Islay whiskies hold almost God like status in the scotch world owing to its unique maritime and rich peaty-fire ember like character. It’s very likely that every whisky forum has at least once had its share of Laphy / Ardie cults religiously backing their die hard views. So when you are presented with an Islay, expectations can typically end high.

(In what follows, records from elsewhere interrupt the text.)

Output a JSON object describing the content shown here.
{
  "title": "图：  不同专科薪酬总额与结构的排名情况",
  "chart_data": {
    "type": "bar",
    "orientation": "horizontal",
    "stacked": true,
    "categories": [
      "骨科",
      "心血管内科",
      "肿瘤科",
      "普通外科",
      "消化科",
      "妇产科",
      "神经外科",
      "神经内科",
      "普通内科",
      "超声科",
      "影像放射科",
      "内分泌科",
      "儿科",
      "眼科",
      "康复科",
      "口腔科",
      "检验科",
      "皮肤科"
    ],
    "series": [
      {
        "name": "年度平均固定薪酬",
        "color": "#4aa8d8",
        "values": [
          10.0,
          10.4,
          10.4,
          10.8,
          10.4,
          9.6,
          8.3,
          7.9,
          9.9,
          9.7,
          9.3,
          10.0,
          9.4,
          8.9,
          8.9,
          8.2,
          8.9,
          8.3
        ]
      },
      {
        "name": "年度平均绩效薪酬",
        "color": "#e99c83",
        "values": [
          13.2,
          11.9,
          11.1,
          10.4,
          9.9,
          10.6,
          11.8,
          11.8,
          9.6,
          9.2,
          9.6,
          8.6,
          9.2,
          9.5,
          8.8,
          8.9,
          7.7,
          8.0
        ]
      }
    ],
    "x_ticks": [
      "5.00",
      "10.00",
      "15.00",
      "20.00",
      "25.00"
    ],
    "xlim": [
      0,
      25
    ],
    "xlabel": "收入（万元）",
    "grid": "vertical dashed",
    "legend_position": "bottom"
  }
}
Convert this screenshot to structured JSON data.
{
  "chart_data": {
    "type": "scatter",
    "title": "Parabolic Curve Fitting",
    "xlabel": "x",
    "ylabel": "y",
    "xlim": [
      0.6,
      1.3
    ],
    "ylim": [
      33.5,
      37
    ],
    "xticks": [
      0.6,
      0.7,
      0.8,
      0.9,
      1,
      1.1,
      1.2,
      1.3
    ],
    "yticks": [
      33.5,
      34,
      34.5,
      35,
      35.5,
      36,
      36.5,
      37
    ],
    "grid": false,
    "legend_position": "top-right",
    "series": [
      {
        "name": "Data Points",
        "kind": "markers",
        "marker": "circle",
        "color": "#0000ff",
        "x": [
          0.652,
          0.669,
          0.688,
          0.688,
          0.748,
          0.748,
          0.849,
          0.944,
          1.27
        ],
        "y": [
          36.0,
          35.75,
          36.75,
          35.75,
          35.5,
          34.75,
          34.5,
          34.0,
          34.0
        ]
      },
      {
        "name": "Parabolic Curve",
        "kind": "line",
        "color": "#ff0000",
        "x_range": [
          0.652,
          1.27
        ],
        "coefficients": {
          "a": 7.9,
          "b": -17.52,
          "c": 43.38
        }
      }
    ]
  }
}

The Bowmore is no stranger either and has had its roots since 1779, with its origins as with most distilleries at the time spawning out of a farm. So tied is it with the Islay that its name in Gaelic translates to the “Great Reef”! The No 1 is their entry level expression, introduced to replace their ‘small batch’ release and is matured in first fill bourbon barrels. The whisky takes its name from the distillery’s ‘No. 1 Vaults’, one of the world’s oldest maturation warehouses.
ABV : 40%
Eye: Deep Gold; Caramel colouring
Nose: Caramel and sherry nuances infused with peat and wood char, cantaloupe with powdered cloves and cinnamon.
Taste: Vanilla and brown sugar, soon greeted by seaweed and moist tobacco. Some sweetness emanating from raisins, mild hints of pear and coconut alongside some grain. Trailing behind is the spice from bay leaves and pepper.
Finish: Medium – Peaty and grassy.
The No 1 is a peat affinite expression that summons a loving warmth on the palate owing to its spice. A delightful dram that finds itself on thin ice once those primary driving flavours begin to sober down. The whisky is guilty of being very one dimensional in character; I would have loved the Bowmore should it have had a bit more complexity. I almost felt it was a bit watered down with only the peat holding the spirit together.
For AUD $70, the Bowmore offers decent value but does lack lustre, missing several checks for what otherwise could have been a lovely Islay expression from the distillery.